IS IT BETTER TO GO TO A LARGE CONVENTION OR A SMALL ONE?
Granted, I’ve been to many different cons of many different sizes… from a one-day convention to four-day ones. New York and San Diego are still the biggest I’ve gone to, and I won’t name a smaller event. I wouldn’t want to embarrass anyone!
Now, just FYI, this was the first South Carolina con I’ve been to, even though it’s the fifth year SC Comic Con has been held. It was a great one, with all kinds of things done differently than other cons I’ve been to.
For instance, SC Comic Con had local food companies provide pizza, subs, and other kinds of eats around. In fact, my roommate Richard pretty much lives on Coca-Cola, which they provided free all Saturday and Sunday, both days of the con. We saved a lot of money that way!
As I checked out the schedule, there were several panel discussions going on both days. Because I was so busy helping at the booth, I never go to any of them. But they did seem interesting even though there was only one going one at one time.
Of course, the bigger cons have multiple panels going on at the same time, usually run by media and comics guests. And they have many more rooms available as well! But you do the best with what you have!
WHAT ABOUT THE GUESTS?
Granted, bigger cons have bigger budgets so they can schedule better-known guests. But sometimes you just don’t need a “big” name to get people there.
At SC Comic Con, there were a few good media guests, including Cary Elwes, Maggie Geha, Neil Kaplan, James Mathis III, and Adrian Paul.
As far as comic guests, they had Jim Steranko, Greg Land, Michael Golden and Joe Staton, among others.
As far as comics companies, you could visit AfterShock, Ominous Press, Scout Comics and Valiant. There were several great guests with each company, so you had good folks to meet.
About 1 p.m., I saw him come back and start to set up again at one of the two booths across from us. I was glad to see that, and promised I would talk with him later in the day.
WHEN MAKING MONEY IS IMPORTANT
SC Comic Con was a good one for the folks of Scout Comics.
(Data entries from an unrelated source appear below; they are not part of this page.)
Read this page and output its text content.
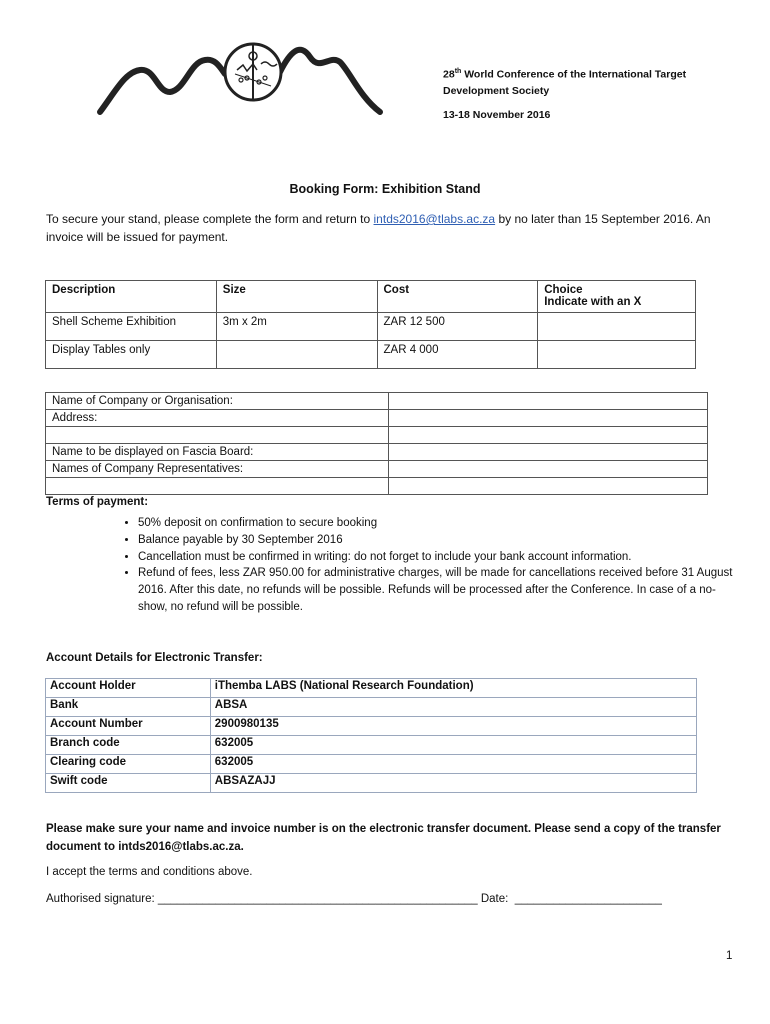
28th World Conference of the International Target
Development Society
13-18 November 2016
Booking Form: Exhibition Stand
To secure your stand, please complete the form and return to intds2016@tlabs.ac.za by no later than 15 September 2016. An invoice will be issued for payment.
Description	Size	Cost	Choice
Indicate with an X

Shell Scheme Exhibition	3m x 2m	ZAR 12 500	
Display Tables only		ZAR 4 000	
Name of Company or Organisation:	
Address:	

Name to be displayed on Fascia Board:	
Names of Company Representatives:	

Terms of payment:
• 50% deposit on confirmation to secure booking
• Balance payable by 30 September 2016
• Cancellation must be confirmed in writing: do not forget to include your bank account information.
• Refund of fees, less ZAR 950.00 for administrative charges, will be made for cancellations received before 31 August 2016. After this date, no refunds will be possible. Refunds will be processed after the Conference. In case of a no-show, no refund will be possible.
Account Details for Electronic Transfer:
Account Holder	iThemba LABS (National Research Foundation)
Bank	ABSA
Account Number	2900980135
Branch code	632005
Clearing code	632005
Swift code	ABSAZAJJ
Please make sure your name and invoice number is on the electronic transfer document. Please send a copy of the transfer document to intds2016@tlabs.ac.za.
I accept the terms and conditions above.
Authorised signature: __________________________________________________ Date:  _______________________
1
Everyone there sold a good number of products, so it’s likely we’ll be back again next year.
Now, not everyone did that. There were several groups that didn’t have new things to sell, so they didn’t make a lot of money. Hopefully, that will change for next year. I’ve often found that people who don’t have new product struggle to make money.
New dealers and vendors did make more money than repeat folks. I guess that if you’ve put out your wares before — maybe a few years in a row — you might not take in much money.
Still, it was a good time, and we met a lot of new fans, many of them readers rather than collectors. And that’s a good thing! We want people reading our stories, after all! Yes, there were several collectors there, and we did sell to several of them, but most of the folks there wanted to buy copies to read! Again, that’s something we LIKE to see!
As I was writing this column, the con’s website has already been updated to next year’s information! That’s working well ahead of other cons’ schedules! Will we go back next year? Time will tell, but Richard pinky-swore he would be back to a customer, so I’m looking forward to going back there.